Error compensating mechanisms
To reach this conclusion, the researchers used data from 1,750 adults. They showed that in people with the highest BMI, 51% of calories burned during activity translated into fewer calories burned at the end of the day. On the other hand, in people with a normal BMI, 72% of calories burned during activity translate into total energy expenditure at the end of the day.
How do we explain this difference? “When they enroll in an exercise program to lose weight, most people lose quite a bit. Some people lose a lot, but a few unlucky people also see weight gain.”Professor John Speakman, co-author of the study, explains.
According to him, one of the reasons for weight gain after exercise is the so-called compensatory mechanisms: we eat more because exercise stimulates our appetite. It also happens when exercise reduces calorie expenditure when the metabolism is at rest, in order to make exercise less costly to the body.
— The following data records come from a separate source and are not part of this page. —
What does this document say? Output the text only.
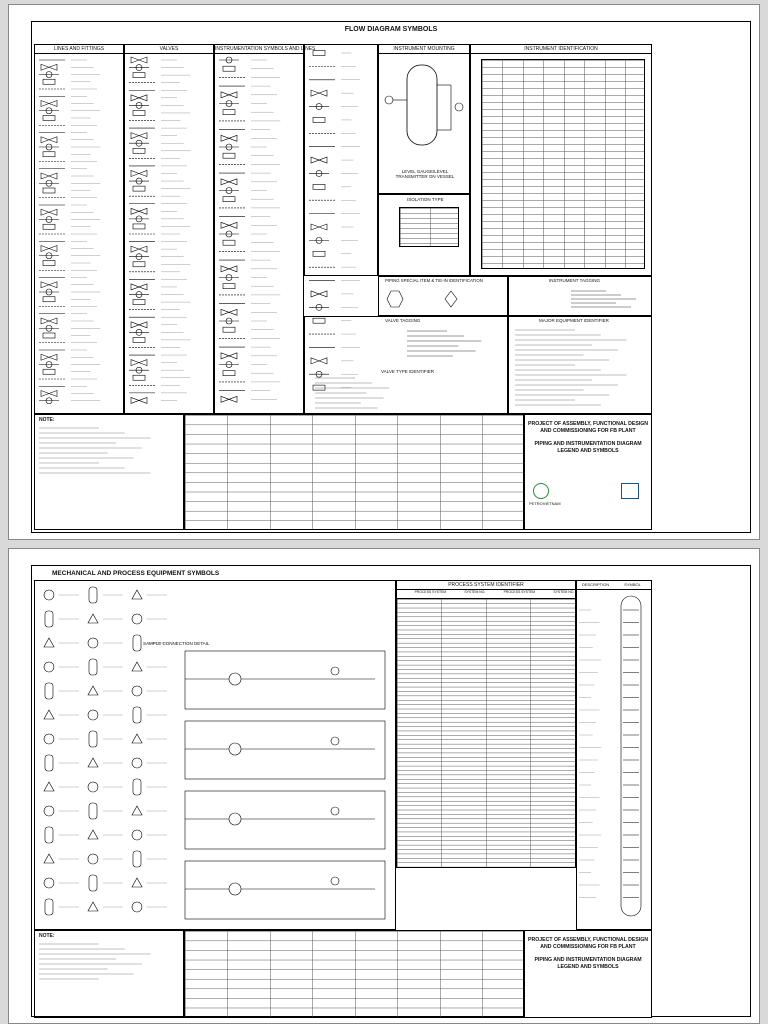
FLOW DIAGRAM SYMBOLS
LINES AND FITTINGS	VALVES	INSTRUMENTATION SYMBOLS AND LINES	INSTRUMENT MOUNTING
LEVEL GAUGE/LEVEL TRANSMITTER ON VESSEL
ISOLATION TYPE
INSTRUMENT IDENTIFICATION
PIPING SPECIAL ITEM & TIE-IN IDENTIFICATION	INSTRUMENT TAGGING
VALVE TAGGING
VALVE TYPE IDENTIFIER
MAJOR EQUIPMENT IDENTIFIER
NOTE:
PROJECT OF ASSEMBLY, FUNCTIONAL DESIGN
AND COMMISSIONING FOR FB PLANT
PIPING AND INSTRUMENTATION DIAGRAM
LEGEND AND SYMBOLS
PETROVIETNAM
MECHANICAL AND PROCESS EQUIPMENT SYMBOLS
SAMPLE CONNECTION DETAIL
PROCESS SYSTEM IDENTIFIER
PROCESS SYSTEM	SYSTEM NO.	PROCESS SYSTEM	SYSTEM NO.
DESCRIPTION	SYMBOL
NOTE:
PROJECT OF ASSEMBLY, FUNCTIONAL DESIGN
AND COMMISSIONING FOR FB PLANT
PIPING AND INSTRUMENTATION DIAGRAM
LEGEND AND SYMBOLS
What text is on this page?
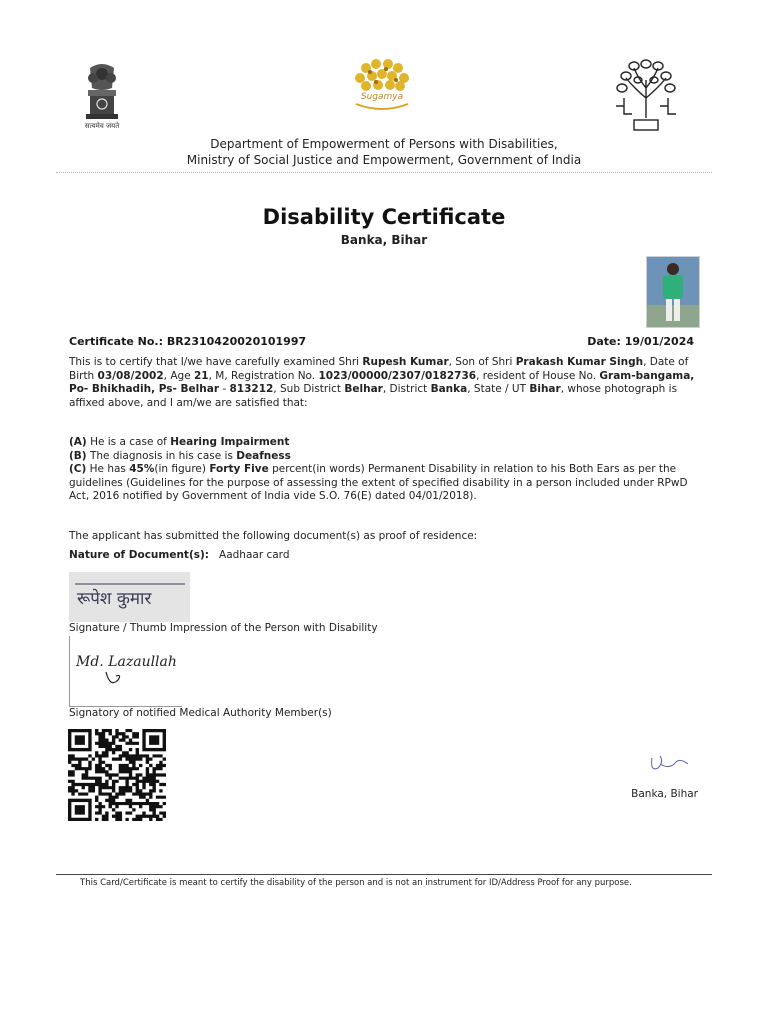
सत्यमेव जयते
Sugamya
Department of Empowerment of Persons with Disabilities,
Ministry of Social Justice and Empowerment, Government of India
Disability Certificate
Banka, Bihar
Certificate No.: BR2310420020101997	Date: 19/01/2024
This is to certify that I/we have carefully examined Shri Rupesh Kumar, Son of Shri Prakash Kumar Singh, Date of Birth 03/08/2002, Age 21, M, Registration No. 1023/00000/2307/0182736, resident of House No. Gram-bangama, Po- Bhikhadih, Ps- Belhar - 813212, Sub District Belhar, District Banka, State / UT Bihar, whose photograph is affixed above, and I am/we are satisfied that:
(A) He is a case of Hearing Impairment
(B) The diagnosis in his case is Deafness
(C) He has 45%(in figure) Forty Five percent(in words) Permanent Disability in relation to his Both Ears as per the guidelines (Guidelines for the purpose of assessing the extent of specified disability in a person included under RPwD Act, 2016 notified by Government of India vide S.O. 76(E) dated 04/01/2018).
The applicant has submitted the following document(s) as proof of residence:
Nature of Document(s): Aadhaar card
रूपेश कुमार
Signature / Thumb Impression of the Person with Disability
Md. Lazaullah
Signatory of notified Medical Authority Member(s)
Banka, Bihar
This Card/Certificate is meant to certify the disability of the person and is not an instrument for ID/Address Proof for any purpose.
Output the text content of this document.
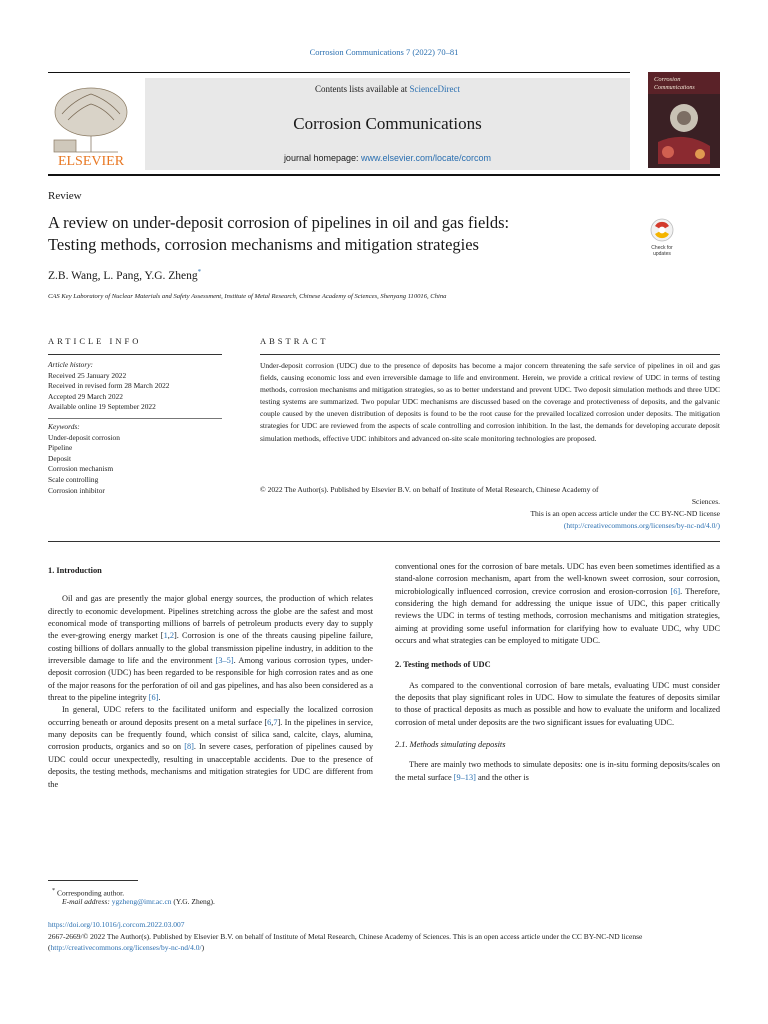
Corrosion Communications 7 (2022) 70–81
ELSEVIER
Contents lists available at ScienceDirect
Corrosion Communications
journal homepage: www.elsevier.com/locate/corcom
Corrosion
Communications
Review
A review on under-deposit corrosion of pipelines in oil and gas fields:
Testing methods, corrosion mechanisms and mitigation strategies	Check for
updates
Z.B. Wang, L. Pang, Y.G. Zheng*
CAS Key Laboratory of Nuclear Materials and Safety Assessment, Institute of Metal Research, Chinese Academy of Sciences, Shenyang 110016, China
ARTICLE INFO	ABSTRACT
Article history:
Received 25 January 2022
Received in revised form 28 March 2022
Accepted 29 March 2022
Available online 19 September 2022
Keywords:
Under-deposit corrosion
Pipeline
Deposit
Corrosion mechanism
Scale controlling
Corrosion inhibitor
Under-deposit corrosion (UDC) due to the presence of deposits has become a major concern threatening the safe service of pipelines in oil and gas fields, causing economic loss and even irreversible damage to life and environment. Herein, we provide a critical review of UDC in terms of testing methods, corrosion mechanisms and mitigation strategies, so as to better understand and prevent UDC. Two deposit simulation methods and three UDC testing systems are summarized. Two popular UDC mechanisms are discussed based on the coverage and protectiveness of deposits, and the galvanic couple caused by the uneven distribution of deposits is found to be the root cause for the prevailed localized corrosion under deposits. The mitigation strategies for UDC are reviewed from the aspects of scale controlling and corrosion inhibition. In the last, the demands for developing accurate deposit simulation methods, effective UDC inhibitors and advanced on-site scale monitoring technologies are proposed.
© 2022 The Author(s). Published by Elsevier B.V. on behalf of Institute of Metal Research, Chinese Academy of
Sciences.
This is an open access article under the CC BY-NC-ND license
(http://creativecommons.org/licenses/by-nc-nd/4.0/)
1. Introduction

Oil and gas are presently the major global energy sources, the production of which relates directly to economic development. Pipelines stretching across the globe are the safest and most economical mode of transporting millions of barrels of petroleum products every day to supply the ever-growing energy market [1,2]. Corrosion is one of the threats causing pipeline failure, costing billions of dollars annually to the global transmission pipeline industry, in addition to the irreversible damage to life and the environment [3–5]. Among various corrosion types, under-deposit corrosion (UDC) has been regarded to be responsible for high corrosion rates and as one of the major reasons for the perforation of oil and gas pipelines, and has also been considered as a threat to the pipeline integrity [6].

In general, UDC refers to the facilitated uniform and especially the localized corrosion occurring beneath or around deposits present on a metal surface [6,7]. In the pipelines in service, many deposits can be frequently found, which consist of silica sand, calcite, clays, alumina, corrosion products, organics and so on [8]. In severe cases, perforation of pipelines caused by UDC could occur unexpectedly, resulting in unacceptable accidents. Due to the presence of deposits, the testing methods, mechanisms and mitigation strategies for UDC are different from the

conventional ones for the corrosion of bare metals. UDC has even been sometimes identified as a stand-alone corrosion mechanism, apart from the well-known sweet corrosion, sour corrosion, microbiologically influenced corrosion, crevice corrosion and erosion-corrosion [6]. Therefore, considering the high demand for addressing the unique issue of UDC, this paper critically reviews the UDC in terms of testing methods, corrosion mechanisms and mitigation strategies, aiming at providing some useful information for clarifying how to evaluate UDC, why UDC occurs and what strategies can be employed to mitigate UDC.

2. Testing methods of UDC

As compared to the conventional corrosion of bare metals, evaluating UDC must consider the deposits that play significant roles in UDC. How to simulate the features of deposits similar to those of practical deposits as much as possible and how to evaluate the uniform and localized corrosion of metal under deposits are the two significant issues for evaluating UDC.

2.1. Methods simulating deposits

There are mainly two methods to simulate deposits: one is in-situ forming deposits/scales on the metal surface [9–13] and the other is

* Corresponding author.
E-mail address: ygzheng@imr.ac.cn (Y.G. Zheng).
https://doi.org/10.1016/j.corcom.2022.03.007
2667-2669/© 2022 The Author(s). Published by Elsevier B.V. on behalf of Institute of Metal Research, Chinese Academy of Sciences. This is an open access article under the CC BY-NC-ND license (http://creativecommons.org/licenses/by-nc-nd/4.0/)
Half of the calories are spent at rest versus one calorie spent in exercise
But what researchers have been particularly interested in is why some people have such compensatory mechanisms and others don’t. The analysis showed that two components control the extent of compensation. On the one hand, the elderly make up more. The other is obesity specifically: obese people reduce their resting metabolism when they are most active. As a result, for every calorie expended in exercise, they provide about half the calories at rest.
“This analysis shows that not all people are equal in how they budget for energy. People who are obese can be especially good at maintaining their fat stores, which can make it difficult to lose weight.”, concludes Professor Speakman.